By Jonathan Sparling

  • March 11, 2022
  • 3 min read


Father holding his infant in a front baby carrier

Updated January 2024 to reflect current gift tax limits

For families saving for college, 529 plans are a great option. They are available to everyone, easy to open, and offer excellent benefits. Check out these 5 main benefits of a 529 plan, then ask yourself, “Why not open one?”


1. Tax-advantaged savings

Perhaps the most attractive benefit of 529 plans is the tax advantages.

  • Contributions grow tax-deferred, meaning you pay no annual taxes on investment returns each year.
  • Withdrawals are tax-free, assuming you use funds on qualified education expenses.*
  • Even though 529 contributions are made with after-tax dollars, some states offer an income tax deduction or credit on contributions within the tax year.

Are you seeing triple tax advantages here?
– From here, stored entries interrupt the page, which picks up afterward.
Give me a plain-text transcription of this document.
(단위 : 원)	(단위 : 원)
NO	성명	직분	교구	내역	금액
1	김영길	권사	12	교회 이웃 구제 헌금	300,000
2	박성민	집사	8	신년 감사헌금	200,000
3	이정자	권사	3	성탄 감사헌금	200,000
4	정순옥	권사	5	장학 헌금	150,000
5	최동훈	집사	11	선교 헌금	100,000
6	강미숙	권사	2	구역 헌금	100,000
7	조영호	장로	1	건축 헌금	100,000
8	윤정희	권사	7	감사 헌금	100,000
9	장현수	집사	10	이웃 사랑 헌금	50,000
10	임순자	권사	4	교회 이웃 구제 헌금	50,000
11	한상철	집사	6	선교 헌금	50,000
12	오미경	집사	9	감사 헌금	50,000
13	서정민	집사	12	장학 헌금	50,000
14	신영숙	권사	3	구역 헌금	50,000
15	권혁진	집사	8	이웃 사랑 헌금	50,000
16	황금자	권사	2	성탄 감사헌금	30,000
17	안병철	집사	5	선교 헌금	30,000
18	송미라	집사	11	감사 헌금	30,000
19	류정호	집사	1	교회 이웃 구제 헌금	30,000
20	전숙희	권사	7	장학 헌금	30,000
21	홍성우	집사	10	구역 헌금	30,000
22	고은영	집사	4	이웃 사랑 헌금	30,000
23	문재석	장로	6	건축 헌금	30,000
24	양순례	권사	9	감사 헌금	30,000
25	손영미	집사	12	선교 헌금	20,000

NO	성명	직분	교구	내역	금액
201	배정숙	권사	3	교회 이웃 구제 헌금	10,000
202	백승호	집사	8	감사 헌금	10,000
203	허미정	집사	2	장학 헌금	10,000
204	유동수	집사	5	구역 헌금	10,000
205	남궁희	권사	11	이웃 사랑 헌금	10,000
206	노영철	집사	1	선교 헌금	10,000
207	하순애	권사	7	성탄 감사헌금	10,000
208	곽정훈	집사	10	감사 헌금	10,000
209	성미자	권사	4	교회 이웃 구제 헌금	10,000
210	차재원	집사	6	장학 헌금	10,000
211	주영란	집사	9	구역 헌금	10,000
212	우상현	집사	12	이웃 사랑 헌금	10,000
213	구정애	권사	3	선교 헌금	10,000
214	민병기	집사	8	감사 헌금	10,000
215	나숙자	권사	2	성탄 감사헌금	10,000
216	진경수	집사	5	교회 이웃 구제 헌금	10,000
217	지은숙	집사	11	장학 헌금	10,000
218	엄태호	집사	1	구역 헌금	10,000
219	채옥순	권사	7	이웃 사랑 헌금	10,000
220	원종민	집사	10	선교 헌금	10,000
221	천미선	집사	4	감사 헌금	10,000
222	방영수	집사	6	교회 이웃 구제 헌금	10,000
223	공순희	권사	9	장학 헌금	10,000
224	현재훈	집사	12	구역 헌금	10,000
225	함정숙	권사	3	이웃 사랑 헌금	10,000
It’s a real possibility!


2. Account flexibility

With 529s, there are no income phaseouts — meaning no matter what you make, or if that changes, you can open an account and keep it open.
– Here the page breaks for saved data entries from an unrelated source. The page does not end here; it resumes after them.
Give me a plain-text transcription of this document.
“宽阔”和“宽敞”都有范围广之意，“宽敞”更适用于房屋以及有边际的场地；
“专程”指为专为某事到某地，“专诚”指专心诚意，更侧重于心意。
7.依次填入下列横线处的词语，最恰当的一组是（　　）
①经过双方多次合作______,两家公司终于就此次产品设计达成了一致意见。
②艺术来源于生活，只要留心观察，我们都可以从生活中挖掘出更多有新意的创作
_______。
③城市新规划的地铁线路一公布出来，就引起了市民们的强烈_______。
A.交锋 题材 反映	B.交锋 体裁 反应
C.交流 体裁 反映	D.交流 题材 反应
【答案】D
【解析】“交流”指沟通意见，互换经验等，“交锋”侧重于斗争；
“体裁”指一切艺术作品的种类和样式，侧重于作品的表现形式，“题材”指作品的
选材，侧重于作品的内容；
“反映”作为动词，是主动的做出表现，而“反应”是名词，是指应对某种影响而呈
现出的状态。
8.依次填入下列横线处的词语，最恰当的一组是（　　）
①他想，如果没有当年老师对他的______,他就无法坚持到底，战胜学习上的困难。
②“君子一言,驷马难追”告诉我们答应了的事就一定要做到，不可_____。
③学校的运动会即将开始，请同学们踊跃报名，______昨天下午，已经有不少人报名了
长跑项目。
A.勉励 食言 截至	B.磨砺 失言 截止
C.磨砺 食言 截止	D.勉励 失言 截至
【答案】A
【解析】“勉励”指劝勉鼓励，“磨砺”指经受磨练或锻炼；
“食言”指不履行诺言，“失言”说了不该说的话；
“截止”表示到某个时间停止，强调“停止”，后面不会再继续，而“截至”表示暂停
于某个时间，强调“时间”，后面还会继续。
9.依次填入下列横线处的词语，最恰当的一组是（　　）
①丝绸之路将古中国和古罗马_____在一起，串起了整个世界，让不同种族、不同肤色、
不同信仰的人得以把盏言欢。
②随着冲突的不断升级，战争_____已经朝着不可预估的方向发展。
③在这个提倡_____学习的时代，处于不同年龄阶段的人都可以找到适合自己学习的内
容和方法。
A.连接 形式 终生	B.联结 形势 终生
Since you control the funds in your 529, you can change the beneficiary to another eligible family member anytime. This flexibility is especially important if the child you opened the account for doesn’t go to college.

Read more about 529 plan flexibility >>


3. Minimal impact on financial aid

A 529 account owned by the parent of a dependent student is reported as a parent asset on the FAFSA and CSS Profile. Since parent assets are factored into financial aid formulas at lower rates than student assets (no more than 5.6% for the FAFSA and 5% on the CSS Profile), the overall impact on financial aid eligibility is small.

A rule of thumb: When reporting 529 funds on financial aid applications, report the total value of your 529s for all children, not just the student applying to college.


4. Money for college and more

Recent changes to legislation have expanded the use of 529 savings plans. You can now use the money on:

  • K-12 education expenses — up to $10,000 per student
  • Student loan repayment — lifetime limit of $10,000
  • Approved apprenticeship programs


5. Generous gifting limits

529 plan contributions are considered completed gifts and qualify for annual gift tax exemptions. You can contribute up to $18,000 per beneficiary per year without incurring a gift tax penalty (or $36,000 for joint filers).

What’s unique about 529 plans is the freedom to contribute the equivalent of five times the annual gift exclusion amount in a lump sum, currently $90,000 for single filers and $180,000 for joint filers.

*Earnings in 529 plans are not subject to federal tax and, in most cases, not subject to state tax if withdrawals are used for eligible college expenses, such as tuition and room and board. However, if you withdraw money from a 529 plan and do not use it for an eligible college expense, it will generally be subject to a 10% federal tax penalty on earnings in the account.